The strongest scientific consensus yet that human activities drove warming since the 1950s, the report said heat-trapping greenhouse gas emissions must be urgently curbed to limit further damage to the climate system.
UN climate chief Christiana Figueres said the document's release in Stockholm was "an alarm clock moment for the world".
"To steer humanity out of the high danger zone, governments must step up immediate climate action" to meet the UN target of 2.0 C (3.6 F) from pre-Industrial Revolution levels, she said. This is the ceiling at which many experts believe the worst climate fallout can be skirted.
Based on computer models of different emissions trajectories, the report's most optimistic scenario projects average warming of 1.0 C (1.8 F) by 2100 over 2000 levels—ranging from 0.3 to 1.7 C (0.5-3.1 F).
Previous research said global carbon dioxide (CO2) emissions, constantly scaling new highs, must peak around 2020 and then decline sharply for the lowest warming scenario to be possible. The world emits about 50 billion tonnes of greenhouse gas every year.
The IPCC's worst-case scenario projects average warming this century of 3.7 C (6.7 F)—ranging from 2.6 C (4.7 F) to 4.8 C (8.6 F).
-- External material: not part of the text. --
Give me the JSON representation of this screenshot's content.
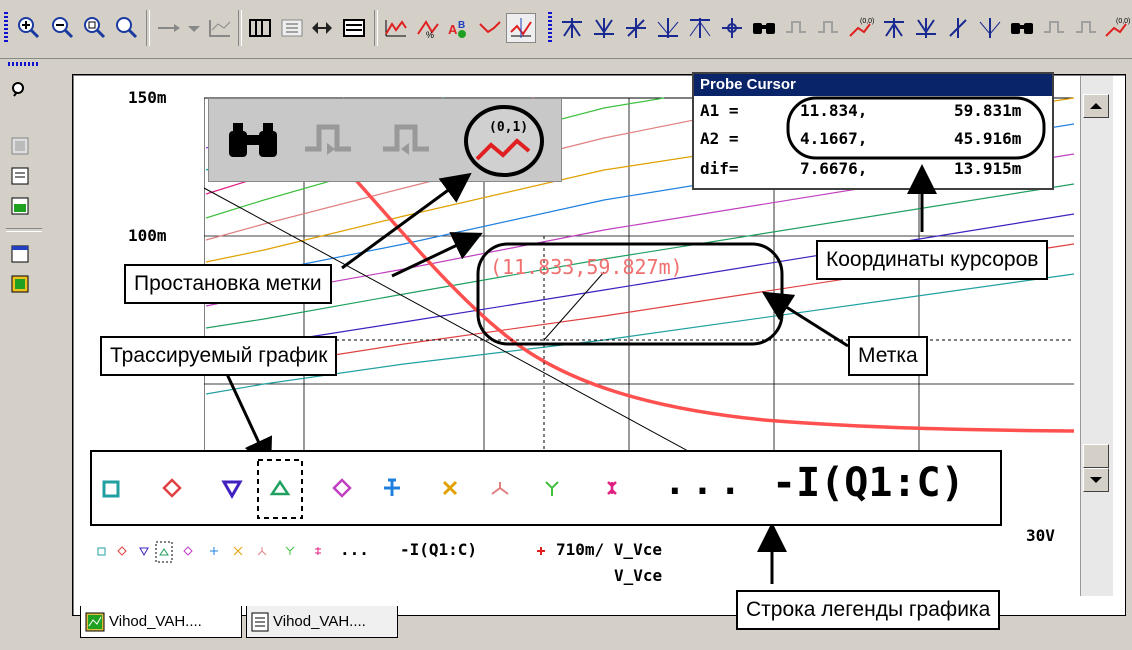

"Without very strong cuts in emissions of greenhouse gases, we face huge risks from global warming of more than 2.0 C by the end of this century," said British climate economist Nicholas Stern of the report.
Green groups said such levels threatened the livelihoods of fishermen and farmers, would leave millions hungry and exposed to extreme weather events, and risked engulfing entire communities in coastal areas or low-lying small island states.
"If we are to follow what the science says, then we have to stop investing in fossil fuels and increase investment in sustainable, renewable energy," said a statement from seven non-government organisations including WWF, Oxfam, and the International Trade Union Confederation.
"A bleak and hopeless future is not a foregone conclusion, it's a choice," added Greenpeace campaigner Stephanie Tunmore.
The decade ending 2010 had already been the warmest on record, and marked by extreme weather events.
"We ignore these scientific warnings at our own peril," said Andrew Steer, head of the World Resources Institute, a US-based think-tank. "Climate change is here and it's advancing even faster than we realised."
University of Leeds climate professor and report co-author Piers Forster said new data revealed that humankind had been causing 40 percent more warming than was estimated in the IPCC's 2007 report.
"Over much of the world, extreme rainfall will be heavier and occur more often and unless we begin to dramatically change our ways, we could have up to one metre (3.25 feet) and growing sea-level rise by 2100," he said.
In a video statement, UN Secretary General Ban Ki-moon said the report was "essential" for governments thrashing out an ambitious global deal on curbing greenhouse gas emissions that must be signed by 2015.
"The heat is on. Now we must act," said the UN chief, who will host a summit next September in a bid to bolster commitment.